Wednesday, February 24, 2010

NCPH and Great Lakes THATCamp

After traveling to Portland, OR, to attend NCPH and be a commentator on Jeremy Boggs and Amdanda French's session on digital history curricula, I am looking forward to attending Great Lakes THATCamp right here in East Lansing! I am planning to present a session on meaningful collaboration among public history (and digital humanities) entities and K-12 educators based on research I conducted last year while finishing my masters at NYU. Check out my session proposal here!

I am particularly interested in hearing from developers of digital humanities programs (since that's what THATCamp is all about) as to their professed education goals. Are they interested in promoting historical thinking skills? Critical thinking sills more broadly?
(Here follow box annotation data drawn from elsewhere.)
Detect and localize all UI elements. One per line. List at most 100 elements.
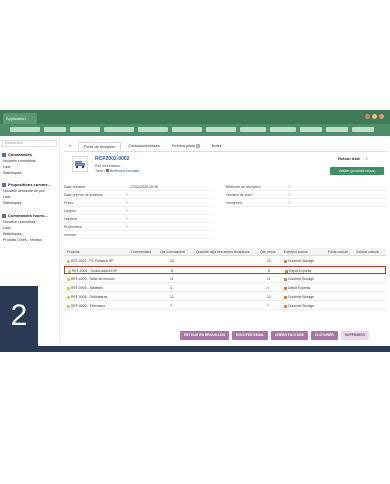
- product-cell[interactable]: REF-0002 - Souris sans fil HP: [68, 269, 117, 273]
- column-header: Volume calculé: [356, 250, 379, 254]
- close-button[interactable]: CLÔTURER: [310, 331, 338, 340]
- record-tabs: « Fiche de réception Contacts/adresses F…: [64, 142, 227, 151]
- ordered-qty: 11: [170, 277, 174, 281]
- minimize-dot-icon[interactable]: [365, 114, 370, 119]
- send-email-button[interactable]: ENVOYER EMAIL: [232, 331, 269, 340]
- menu-item-10[interactable]: [300, 127, 322, 132]
- bottom-area: [0, 346, 390, 484]
- column-header: Commentaire: [131, 250, 152, 254]
- maximize-dot-icon[interactable]: [372, 114, 377, 119]
- field-volume: Volume: [64, 232, 214, 239]
- menu-item-2[interactable]: [44, 127, 66, 132]
- sidebar-link[interactable]: Statistiques: [3, 201, 22, 205]
- table-row[interactable]: REF-0006 - Téléviseur 7 7 Gourmet Storag…: [64, 302, 386, 310]
- sidebar-link[interactable]: Statistiques: [3, 171, 22, 175]
- field-delivery-date: Date prévue de livraison ✎: [64, 192, 214, 199]
- warehouse-cell[interactable]: Dépôt Express: [284, 286, 310, 290]
- table-row[interactable]: REF-0005 - Ordinateurs 12 12 Gourmet Sto…: [64, 293, 386, 301]
- tab-notes[interactable]: Notes: [207, 142, 227, 151]
- pencil-icon[interactable]: ✎: [288, 201, 291, 205]
- product-cell[interactable]: REF-0005 - Ordinateurs: [67, 295, 107, 299]
- tab-label: Contacts/adresses: [128, 144, 160, 148]
- field-label: Incoterms: [226, 201, 242, 205]
- validate-button[interactable]: Valider (produits reçus): [330, 167, 384, 175]
- pencil-icon[interactable]: ✎: [126, 193, 129, 197]
- sidebar-section-supplier-orders[interactable]: Commandes fourni...: [2, 213, 48, 218]
- pencil-icon[interactable]: ✎: [288, 193, 291, 197]
- menu-item-6[interactable]: [172, 127, 202, 132]
- menu-item-7[interactable]: [206, 127, 236, 132]
- field-label: Méthode de réception: [226, 185, 261, 189]
- proposals-icon: [2, 182, 6, 187]
- field-label: Date création: [64, 185, 86, 189]
- warehouse-cell[interactable]: Gourmet Storage: [284, 259, 314, 263]
- pencil-icon[interactable]: ✎: [126, 201, 129, 205]
- chevron-left-icon: ‹: [366, 156, 368, 161]
- app-tab[interactable]: Application: [3, 113, 37, 124]
- warehouse-cell[interactable]: Gourmet Storage: [284, 304, 314, 308]
- table-row[interactable]: REF-0001 - PC Portable HP 10 10 Gourmet …: [64, 257, 386, 265]
- close-dot-icon[interactable]: [379, 114, 384, 119]
- navy-strip: [0, 346, 390, 352]
- table-row[interactable]: REF-0003 - Table de réunion 11 11 Gourme…: [64, 275, 386, 283]
- menu-item-11[interactable]: [326, 127, 348, 132]
- sidebar-section-orders[interactable]: Commandes: [2, 152, 32, 157]
- menu-item-3[interactable]: [70, 127, 100, 132]
- sidebar-link[interactable]: Liste: [3, 165, 11, 169]
- warehouse-cell[interactable]: Gourmet Storage: [284, 277, 314, 281]
- sidebar-link[interactable]: Nouvelle demande de prix: [3, 189, 45, 193]
- product-label: REF-0004 - Tablettes: [71, 286, 103, 290]
- received-qty: 7: [267, 304, 269, 308]
- tab-expand-icon[interactable]: «: [64, 142, 76, 151]
- sidebar-link[interactable]: Produits Livrés - Vendus: [3, 238, 42, 242]
- menu-item-12[interactable]: [352, 127, 374, 132]
- section-title: Commandes fourni...: [8, 213, 48, 218]
- tab-reception-card[interactable]: Fiche de réception: [78, 142, 122, 151]
- product-cell[interactable]: REF-0004 - Tablettes: [67, 286, 103, 290]
- ordered-qty: 4: [170, 286, 172, 290]
- sidebar-link[interactable]: Liste: [3, 226, 11, 230]
- sidebar-link[interactable]: Nouvelle commande: [3, 159, 36, 163]
- menu-item-5[interactable]: [138, 127, 168, 132]
- create-invoice-button[interactable]: CRÉER FACTURE: [271, 331, 308, 340]
- tab-label: Fiche de réception: [84, 145, 116, 149]
- table-row[interactable]: REF-0004 - Tablettes 4 4 Dépôt Express: [64, 284, 386, 292]
- warehouse-cell[interactable]: Dépôt Express: [285, 269, 311, 273]
- warehouse-icon: [284, 277, 287, 281]
- menu-item-9[interactable]: [270, 127, 296, 132]
- back-to-draft-button[interactable]: RETOUR EN BROUILLON: [180, 331, 230, 340]
- supplier-orders-icon: [2, 213, 6, 218]
- menu-item-4[interactable]: [104, 127, 134, 132]
- sidebar-section-proposals[interactable]: Propositions comme...: [2, 182, 51, 187]
- product-cell[interactable]: REF-0006 - Téléviseur: [67, 304, 105, 308]
- app-window: Application Rechercher Commandes Nouvell…: [0, 110, 390, 346]
- pencil-icon[interactable]: ✎: [126, 209, 129, 213]
- file-count-badge: 1: [196, 144, 200, 148]
- pencil-icon[interactable]: ✎: [288, 185, 291, 189]
- thirdparty-link[interactable]: Bioffincht Anvoatis: [110, 169, 139, 173]
- sidebar-link[interactable]: Statistiques: [3, 232, 22, 236]
- tab-label: Notes: [211, 144, 222, 148]
- delete-button[interactable]: SUPPRIMER: [340, 331, 369, 340]
- sidebar-link[interactable]: Liste: [3, 195, 11, 199]
- orders-icon: [2, 152, 6, 157]
- product-cell[interactable]: REF-0001 - PC Portable HP: [67, 259, 113, 263]
- tab-attached-files[interactable]: Fichiers joints 1: [167, 142, 205, 151]
- pencil-icon[interactable]: ✎: [126, 217, 129, 221]
- sidebar-search-input[interactable]: Rechercher: [2, 140, 57, 147]
- tab-contacts[interactable]: Contacts/adresses: [123, 142, 164, 151]
- field-height: Hauteur ✎: [64, 216, 214, 223]
- field-depth: Profondeur ✎: [64, 224, 214, 231]
- pencil-icon[interactable]: ✎: [126, 225, 129, 229]
- back-to-list-link[interactable]: Retour liste ‹: [338, 156, 367, 161]
- product-label: REF-0005 - Ordinateurs: [71, 295, 108, 299]
- product-cell[interactable]: REF-0003 - Table de réunion: [67, 277, 114, 281]
- reception-truck-icon: [72, 156, 88, 172]
- menu-item-1[interactable]: [10, 127, 40, 132]
- table-row-highlighted[interactable]: REF-0002 - Souris sans fil HP 8 8 Dépôt …: [64, 266, 386, 274]
- field-value: 17/02/2020 10:49: [130, 185, 158, 189]
- warehouse-cell[interactable]: Gourmet Storage: [284, 295, 314, 299]
- sidebar-link[interactable]: Nouvelle commande: [3, 220, 36, 224]
- received-qty: 8: [268, 269, 270, 273]
- menu-item-8[interactable]: [240, 127, 266, 132]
Presenting content for shared cultural heritage? We all talk a lot about education (although "engagement" through social media has become almost as ubiquitous in digital history circles recently), but what kind of education are we providing? Do we provide the kinds of educational resources that teachers want? Should teachers want the kinds of educational resources we provide?

As I learned through my interviews with museum educators, archivists and creators of digital history projects, we imagine multiple audiences for our content, but when we are forced to justify our existence to legislators and funders, it's all education all the time.
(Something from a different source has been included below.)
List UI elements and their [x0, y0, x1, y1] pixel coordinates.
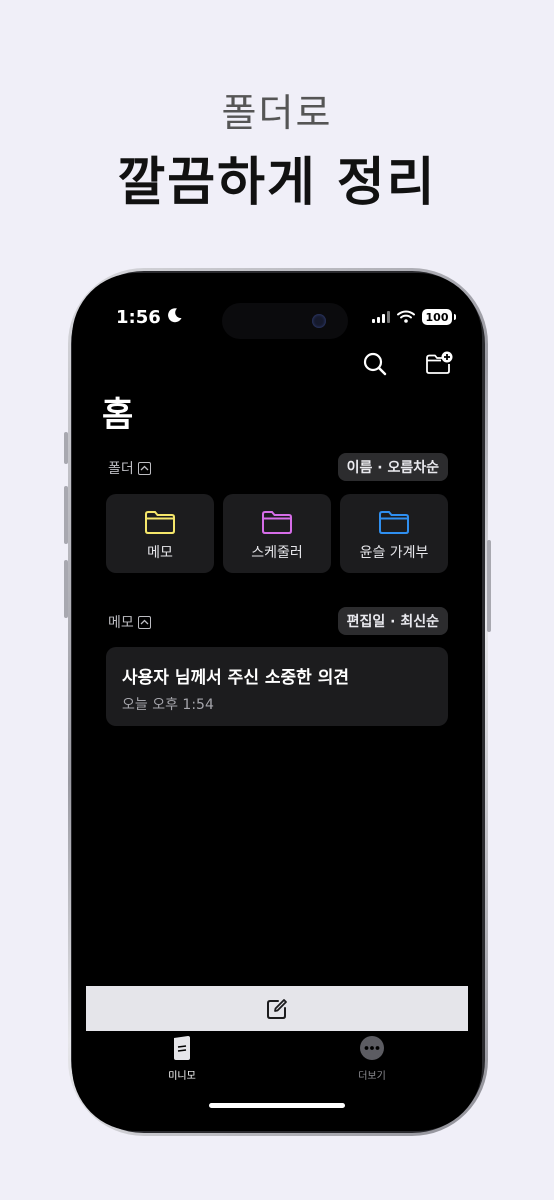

Beginning with a dine-around I'm organizing in Portland at the NCPH conference on a similar topic, I hope to have a great couple of weeks debating education policy, goals and resources with public historians and digial humanists in March!

Thursday, February 11, 2010

Writers and Real Estate

Oberlin professor, Anne Trubek offers this interesting perspective on the dismal prospect of turning writers' former homes into tourist destinations. Even as a great lover of literature and of museums, I'll admit that the only writer's home museums I've been to that felt worth writing home about are the James Joyce house in Dublin and the L. M. Montgomery home on Prince Edward Island in Canada. Dublin has so thoroughly embraced Joyce as its most iconic voice, that this makes a lot of sense. The same is true (perhaps even to excess!) of PEI.

The famous person's home as museum works best when that person inhabited the place thoroughly and for a significant period of time. Although a home can be turned into a resonant artifact with proper attention to interpretation, it ultimately needs to be worthy of such a transformation to warrant it.